Tripoli- When the Libyan coast guard received the first batch of long-awaited patrol boats from Italy in May, two of the four vessels had mechanical problems and the third vessel broke down on its way to Tripoli.
As Italy’s interior minister later flew in to present the boats officially at a naval base in the Libyan capital, coast guards grumbled that the vessels were old and had little deck space for rescued migrants.
“They want us to be Europe’s policeman. At the same time, that policeman needs resources,” said naval coastguard spokesman Ayoub Qassem. “I challenge anyone to work in these conditions.”
Half a million people have crossed the Mediterranean from Libya to Italy over the past four years, mainly sub-Saharan Africans who pay smugglers to shepherd them across the desert to Libya, and onward to Europe in unseaworthy dinghies. An estimated 13,000 of them have drowned.
European governments want to stop the migrants and break the grip of the smugglers. But more than four months after Italy and the European Union launched a new push to tackle the crisis, accounts by migrants, aid workers and officials show that effort is all but failing to make a difference.
When Libyan authorities do catch migrants, they take them to detention centers nominally under the control of the government, which already house about 8,000 people.
Though Europeans have pledged funding to improve the camps, some are still so cramped that migrants have to sleep sitting up.
At Tripoli’s Tariq al-Siqqa migrant center, where visiting dignitaries are brought, flowers have been planted in the courtyard and wash-basins installed. But behind a padlocked metal gate hundreds of migrants still languish, crammed side to side on mattresses in a single unventilated room.
“They shut us up, they imprison us, they ask us for money,” said one 22-year-old from Guinea, who has been in the center since March, when he was intercepted by the Libyan coastguard with about 120 other migrants shortly after they set off for Italy. “They hit people. They don’t like black skin.”
The sea route from the Libyan coast is one of two main routes in the biggest flow of migrants to Europe since World War Two.
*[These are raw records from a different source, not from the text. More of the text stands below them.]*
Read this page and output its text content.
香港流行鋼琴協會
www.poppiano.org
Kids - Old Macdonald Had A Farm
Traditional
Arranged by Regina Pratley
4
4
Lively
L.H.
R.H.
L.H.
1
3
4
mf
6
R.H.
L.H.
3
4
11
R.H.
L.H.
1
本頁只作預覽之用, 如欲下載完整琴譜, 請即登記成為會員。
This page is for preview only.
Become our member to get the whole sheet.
The other, by sea from Turkey to Greece, was largely shut down last year after an agreement between the EU and Ankara, but the flow from Libya has only increased.
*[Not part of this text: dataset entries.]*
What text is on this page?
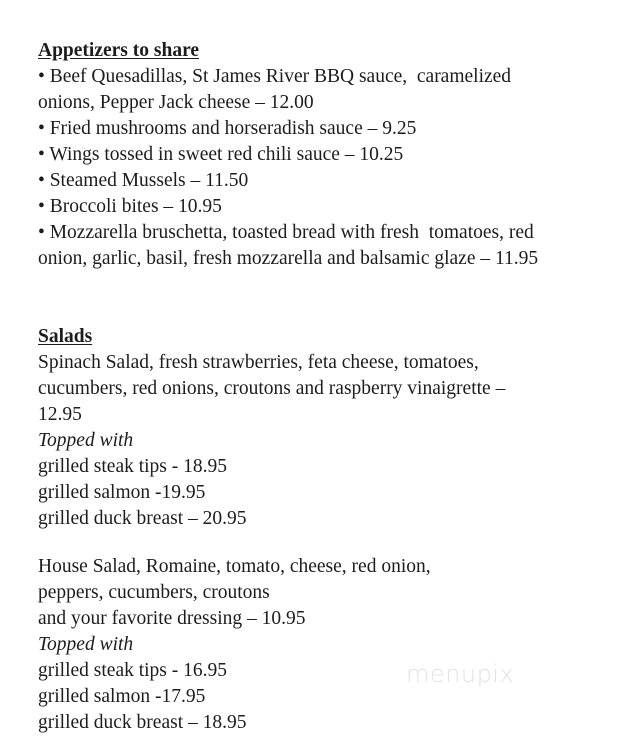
Appetizers to share
• Beef Quesadillas, St James River BBQ sauce,  caramelized
onions, Pepper Jack cheese – 12.00
• Fried mushrooms and horseradish sauce – 9.25
• Wings tossed in sweet red chili sauce – 10.25
• Steamed Mussels – 11.50
• Broccoli bites – 10.95
• Mozzarella bruschetta, toasted bread with fresh  tomatoes, red
onion, garlic, basil, fresh mozzarella and balsamic glaze – 11.95
Salads
Spinach Salad, fresh strawberries, feta cheese, tomatoes,
cucumbers, red onions, croutons and raspberry vinaigrette –
12.95
Topped with
grilled steak tips - 18.95
grilled salmon -19.95
grilled duck breast – 20.95
House Salad, Romaine, tomato, cheese, red onion,
peppers, cucumbers, croutons
and your favorite dressing – 10.95
Topped with
grilled steak tips - 16.95
grilled salmon -17.95
grilled duck breast – 18.95
menupix
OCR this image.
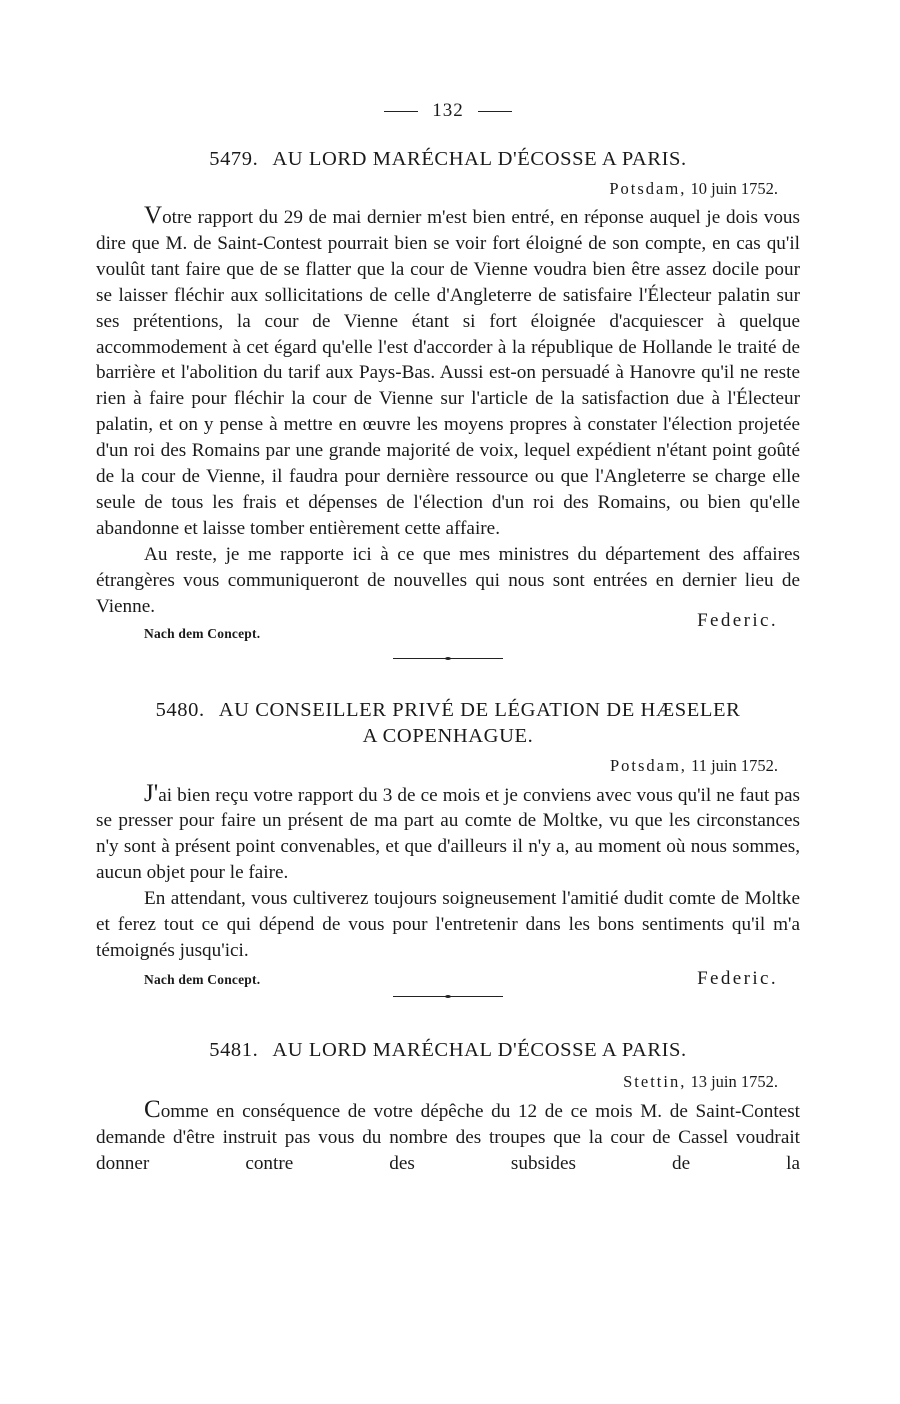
132
5479. AU LORD MARÉCHAL D'ÉCOSSE A PARIS.
Potsdam, 10 juin 1752.

Votre rapport du 29 de mai dernier m'est bien entré, en réponse auquel je dois vous dire que M. de Saint-Contest pourrait bien se voir fort éloigné de son compte, en cas qu'il voulût tant faire que de se flatter que la cour de Vienne voudra bien être assez docile pour se laisser fléchir aux sollicitations de celle d'Angleterre de satisfaire l'Électeur palatin sur ses prétentions, la cour de Vienne étant si fort éloignée d'acquiescer à quelque accommodement à cet égard qu'elle l'est d'accorder à la république de Hollande le traité de barrière et l'abolition du tarif aux Pays-Bas. Aussi est-on persuadé à Hanovre qu'il ne reste rien à faire pour fléchir la cour de Vienne sur l'article de la satisfaction due à l'Électeur palatin, et on y pense à mettre en œuvre les moyens propres à constater l'élection projetée d'un roi des Romains par une grande majorité de voix, lequel expédient n'étant point goûté de la cour de Vienne, il faudra pour dernière ressource ou que l'Angleterre se charge elle seule de tous les frais et dépenses de l'élection d'un roi des Romains, ou bien qu'elle abandonne et laisse tomber entièrement cette affaire.

Au reste, je me rapporte ici à ce que mes ministres du département des affaires étrangères vous communiqueront de nouvelles qui nous sont entrées en dernier lieu de Vienne.

Federic.
Nach dem Concept.
5480. AU CONSEILLER PRIVÉ DE LÉGATION DE HÆSELER
A COPENHAGUE.
Potsdam, 11 juin 1752.

J'ai bien reçu votre rapport du 3 de ce mois et je conviens avec vous qu'il ne faut pas se presser pour faire un présent de ma part au comte de Moltke, vu que les circonstances n'y sont à présent point convenables, et que d'ailleurs il n'y a, au moment où nous sommes, aucun objet pour le faire.

En attendant, vous cultiverez toujours soigneusement l'amitié dudit comte de Moltke et ferez tout ce qui dépend de vous pour l'entretenir dans les bons sentiments qu'il m'a témoignés jusqu'ici.

Nach dem Concept.	Federic.
5481. AU LORD MARÉCHAL D'ÉCOSSE A PARIS.
Stettin, 13 juin 1752.

Comme en conséquence de votre dépêche du 12 de ce mois M. de Saint-Contest demande d'être instruit pas vous du nombre des troupes que la cour de Cassel voudrait donner contre des subsides de la
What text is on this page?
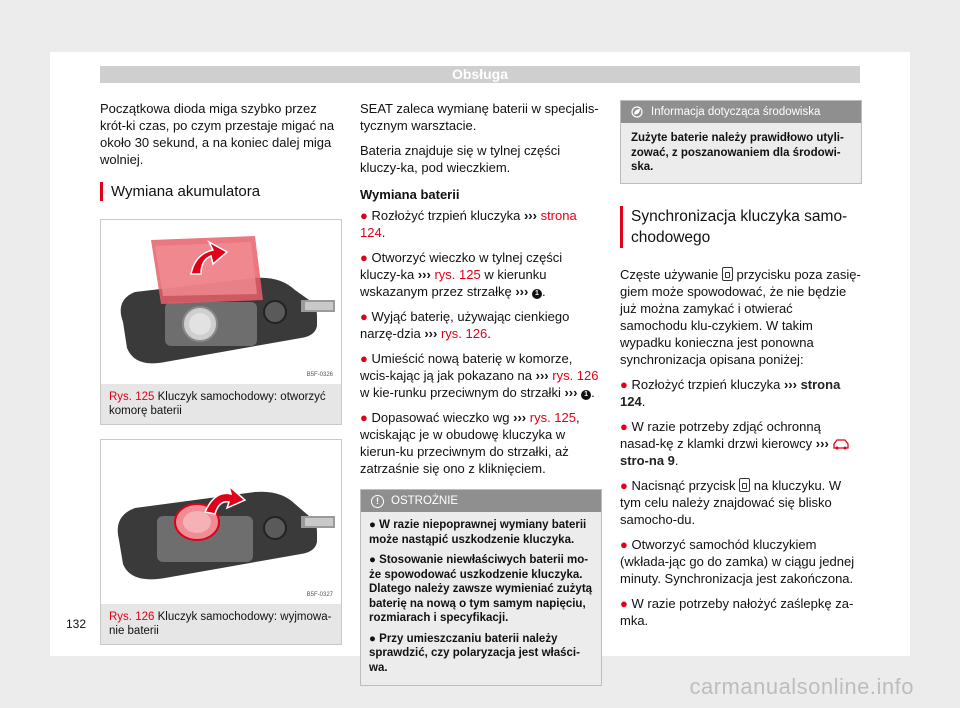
Obsługa

Początkowa dioda miga szybko przez krót-ki czas, po czym przestaje migać na około 30 sekund, a na koniec dalej miga wolniej.

Wymiana akumulatora
B5F-0326
Rys. 125 Kluczyk samochodowy: otworzyć komorę baterii
B5F-0327
Rys. 126 Kluczyk samochodowy: wyjmowa-nie baterii

SEAT zaleca wymianę baterii w specjalis-tycznym warsztacie.

Bateria znajduje się w tylnej części kluczy-ka, pod wieczkiem.

Wymiana baterii

● Rozłożyć trzpień kluczyka ››› strona 124.

● Otworzyć wieczko w tylnej części kluczy-ka ››› rys. 125 w kierunku wskazanym przez strzałkę ››› 1 .

● Wyjąć baterię, używając cienkiego narzę-dzia ››› rys. 126.

● Umieścić nową baterię w komorze, wcis-kając ją jak pokazano na ››› rys. 126 w kie-runku przeciwnym do strzałki ››› 1 .

● Dopasować wieczko wg ››› rys. 125, wciskając je w obudowę kluczyka w kierun-ku przeciwnym do strzałki, aż zatrzaśnie się ono z kliknięciem.

!	OSTROŻNIE

● W razie niepoprawnej wymiany baterii może nastąpić uszkodzenie kluczyka.

● Stosowanie niewłaściwych baterii mo-że spowodować uszkodzenie kluczyka. Dlatego należy zawsze wymieniać zużytą baterię na nową o tym samym napięciu, rozmiarach i specyfikacji.

● Przy umieszczaniu baterii należy sprawdzić, czy polaryzacja jest właści-wa.

Informacja dotycząca środowiska
Zużyte baterie należy prawidłowo utyli-zować, z poszanowaniem dla środowi-ska.
Synchronizacja kluczyka samo-chodowego

Częste używanie przycisku poza zasię-giem może spowodować, że nie będzie już można zamykać i otwierać samochodu klu-czykiem. W takim wypadku konieczna jest ponowna synchronizacja opisana poniżej:

● Rozłożyć trzpień kluczyka ››› strona 124.

● W razie potrzeby zdjąć ochronną nasad-kę z klamki drzwi kierowcy ›››  stro-na 9.

● Nacisnąć przycisk na kluczyku. W tym celu należy znajdować się blisko samocho-du.

● Otworzyć samochód kluczykiem (wkłada-jąc go do zamka) w ciągu jednej minuty. Synchronizacja jest zakończona.

● W razie potrzeby nałożyć zaślepkę za-mka.

132
carmanualsonline.info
This year has already seen 70,000 people make the journey, with the summer peak season for the voyage only just beginning. An estimated 2,000 have died so far this year.
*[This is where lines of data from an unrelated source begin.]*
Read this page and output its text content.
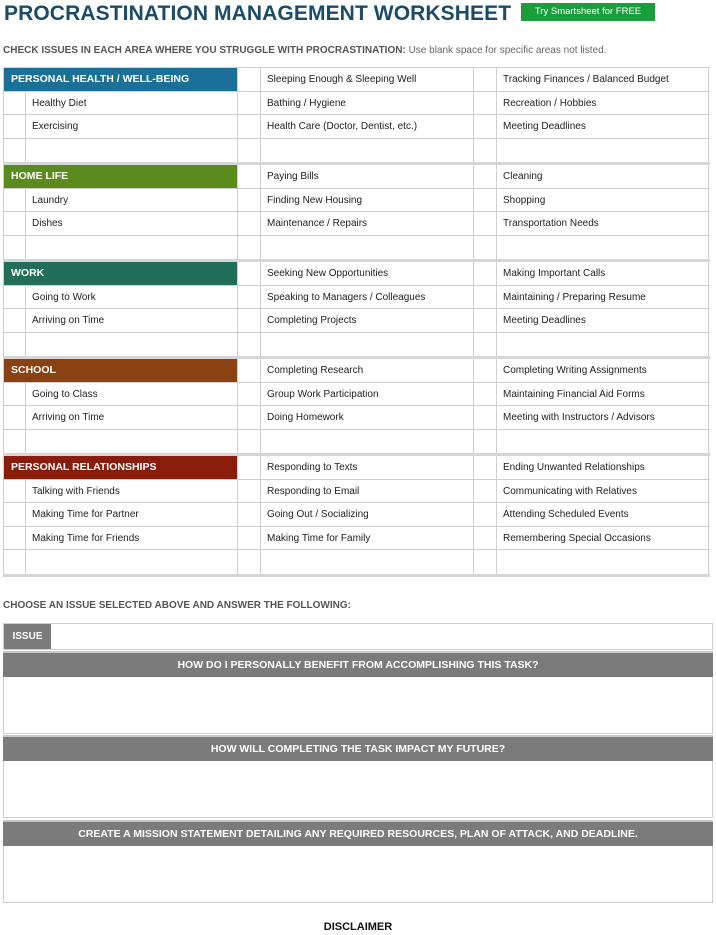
PROCRASTINATION MANAGEMENT WORKSHEET	Try Smartsheet for FREE
CHECK ISSUES IN EACH AREA WHERE YOU STRUGGLE WITH PROCRASTINATION: Use blank space for specific areas not listed.
PERSONAL HEALTH / WELL-BEING	Sleeping Enough & Sleeping Well	Tracking Finances / Balanced Budget
Healthy Diet	Bathing / Hygiene	Recreation / Hobbies
Exercising	Health Care (Doctor, Dentist, etc.)	Meeting Deadlines
HOME LIFE	Paying Bills	Cleaning
Laundry	Finding New Housing	Shopping
Dishes	Maintenance / Repairs	Transportation Needs
WORK	Seeking New Opportunities	Making Important Calls
Going to Work	Speaking to Managers / Colleagues	Maintaining / Preparing Resume
Arriving on Time	Completing Projects	Meeting Deadlines
SCHOOL	Completing Research	Completing Writing Assignments
Going to Class	Group Work Participation	Maintaining Financial Aid Forms
Arriving on Time	Doing Homework	Meeting with Instructors / Advisors
PERSONAL RELATIONSHIPS	Responding to Texts	Ending Unwanted Relationships
Talking with Friends	Responding to Email	Communicating with Relatives
Making Time for Partner	Going Out / Socializing	Attending Scheduled Events
Making Time for Friends	Making Time for Family	Remembering Special Occasions
CHOOSE AN ISSUE SELECTED ABOVE AND ANSWER THE FOLLOWING:
ISSUE
HOW DO I PERSONALLY BENEFIT FROM ACCOMPLISHING THIS TASK?
HOW WILL COMPLETING THE TASK IMPACT MY FUTURE?
CREATE A MISSION STATEMENT DETAILING ANY REQUIRED RESOURCES, PLAN OF ATTACK, AND DEADLINE.
DISCLAIMER
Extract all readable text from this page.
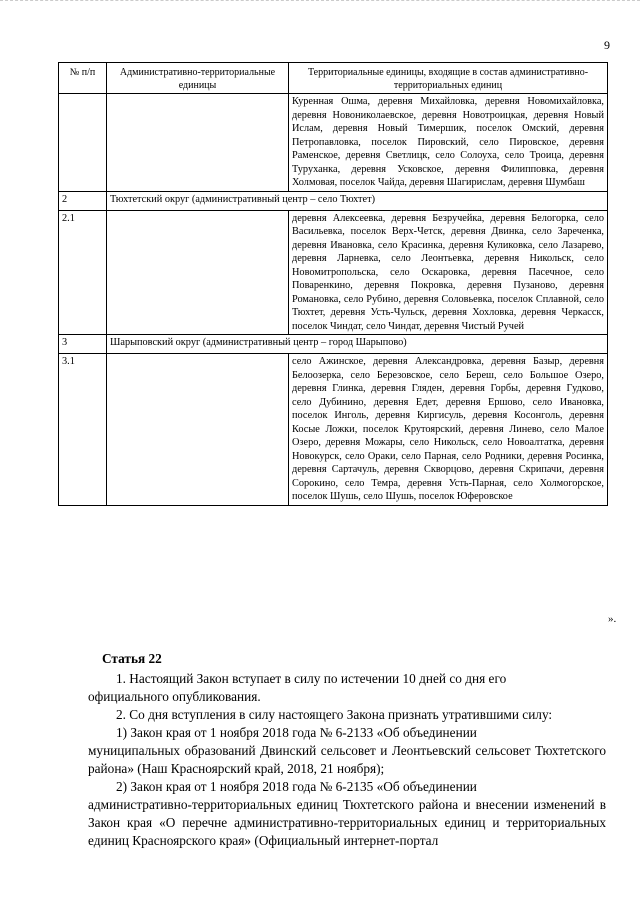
9
№ п/п	Административно-территориальные единицы	Территориальные единицы, входящие в состав административно-территориальных единиц
		Куренная Ошма, деревня Михайловка, деревня Новомихайловка, деревня Новониколаевское, деревня Новотроицкая, деревня Новый Ислам, деревня Новый Тимершик, поселок Омский, деревня Петропавловка, поселок Пировский, село Пировское, деревня Раменское, деревня Светлицк, село Солоуха, село Троица, деревня Туруханка, деревня Усковское, деревня Филипповка, деревня Холмовая, поселок Чайда, деревня Шагирислам, деревня Шумбаш
2	Тюхтетский округ (административный центр – село Тюхтет)	
2.1		деревня Алексеевка, деревня Безручейка, деревня Белогорка, село Васильевка, поселок Верх-Четск, деревня Двинка, село Зареченка, деревня Ивановка, село Красинка, деревня Куликовка, село Лазарево, деревня Ларневка, село Леонтьевка, деревня Никольск, село Новомитропольска, село Оскаровка, деревня Пасечное, село Поваренкино, деревня Покровка, деревня Пузаново, деревня Романовка, село Рубино, деревня Соловьевка, поселок Сплавной, село Тюхтет, деревня Усть-Чульск, деревня Хохловка, деревня Черкасск, поселок Чиндат, село Чиндат, деревня Чистый Ручей
3	Шарыповский округ (административный центр – город Шарыпово)	
3.1		село Ажинское, деревня Александровка, деревня Базыр, деревня Белоозерка, село Березовское, село Береш, село Большое Озеро, деревня Глинка, деревня Гляден, деревня Горбы, деревня Гудково, село Дубинино, деревня Едет, деревня Ершово, село Ивановка, поселок Инголь, деревня Киргисуль, деревня Косонголь, деревня Косые Ложки, поселок Крутоярский, деревня Линево, село Малое Озеро, деревня Можары, село Никольск, село Новоалтатка, деревня Новокурск, село Ораки, село Парная, село Родники, деревня Росинка, деревня Сартачуль, деревня Скворцово, деревня Скрипачи, деревня Сорокино, село Темра, деревня Усть-Парная, село Холмогорское, поселок Шушь, село Шушь, поселок Юферовское
».

Статья 22

1. Настоящий Закон вступает в силу по истечении 10 дней со дня его

официального опубликования.

2. Со дня вступления в силу настоящего Закона признать утратившими силу:

1) Закон края от 1 ноября 2018 года № 6-2133 «Об объединении

муниципальных образований Двинский сельсовет и Леонтьевский сельсовет Тюхтетского района» (Наш Красноярский край, 2018, 21 ноября);

2) Закон края от 1 ноября 2018 года № 6-2135 «Об объединении

административно-территориальных единиц Тюхтетского района и внесении изменений в Закон края «О перечне административно-территориальных единиц и территориальных единиц Красноярского края» (Официальный интернет-портал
Unlike Turkey, Libya is still seen as too dangerous for Europeans to send migrants back, so those who make it into international waters usually end up in Italy.
Libya’s people-smuggling networks flourished amid the upheaval that followed the revolution that toppled dictator Muammar al-Gaddafi in 2011, and their trade surged after 2014, when conflict spread and rival governments were set up in Tripoli and the east.
Since 2016, the EU has made a push to cooperate with a new Libyan government backed by the United Nations.
Coastguard training began on board EU ships in October.
In February, Italy signed a memorandum of understanding with Tripoli that the EU quickly endorsed, earmarking 90 million euros.
But Europe has delivered little concrete support, said Tarek Shanbour, a senior coastguard official. “We meet, we talk, we take decisions, we make agreements, but on the ground there is no execution.”
The Libyan government has little sway outside the capital or even over some of the ministries within it. Its authority has been rejected in the east and is barely felt in the south where smugglers bring migrants in across the Sahara.
“So far we can’t say as the European Union we’ve achieved much,” a European official said on condition of anonymity. “The point is we need short term solutions but there are no short-term solutions. There is no Turkey deal in North Africa.”
As European policy makers study longer-term schemes to improve security on Libya’s southern borders, wean communities off smuggling, and provide aid in migrants’ countries of origin, Libyan officials worry that numbers inside Libya will swell.
They say they have little capacity to host migrants in a country deep in economic crisis, where nearly 250,000 are still internally displaced.
European funding has helped increase voluntary repatriations of migrants caught in Libya who agree to return home, but this is unlikely to surpass 10,000 this year.
Migrants caught by the Libyan coastguard at sea or swept up in nighttime raids are detained in migrant centers, both official ones nominally run by the government and others run by an array of armed groups.
Those running the centers raise money by making migrants or their families pay for their release, selling them back to smugglers or hiring them out for labor, migrants say. Sexual abuse is common, according to a former member of staff at one of the Tripoli centers.
In unofficial centers and holding houses in western and southern Libya, run by militias or even by smugglers themselves, conditions are said to be far worse. Migrants say video or audio of them being tortured is relayed to their families to extort cash transfer payments.
Migrants said they were forced to build the center themselves. Several had died from untreated illnesses.
Detention center staff say they lack resources, and sometimes have to use force with desperate or unruly migrants.
Mohamed Bishr, the head of Tripoli’s Department of Combating Illegal Migration (DCIM), dismissed reports of abuse and killings, saying migrants were detained for their protection.
“Given the security situation inside the Libyan state they cannot leave the detention centers because they do not have identification documents,” he said. “They might face the worst if they leave.”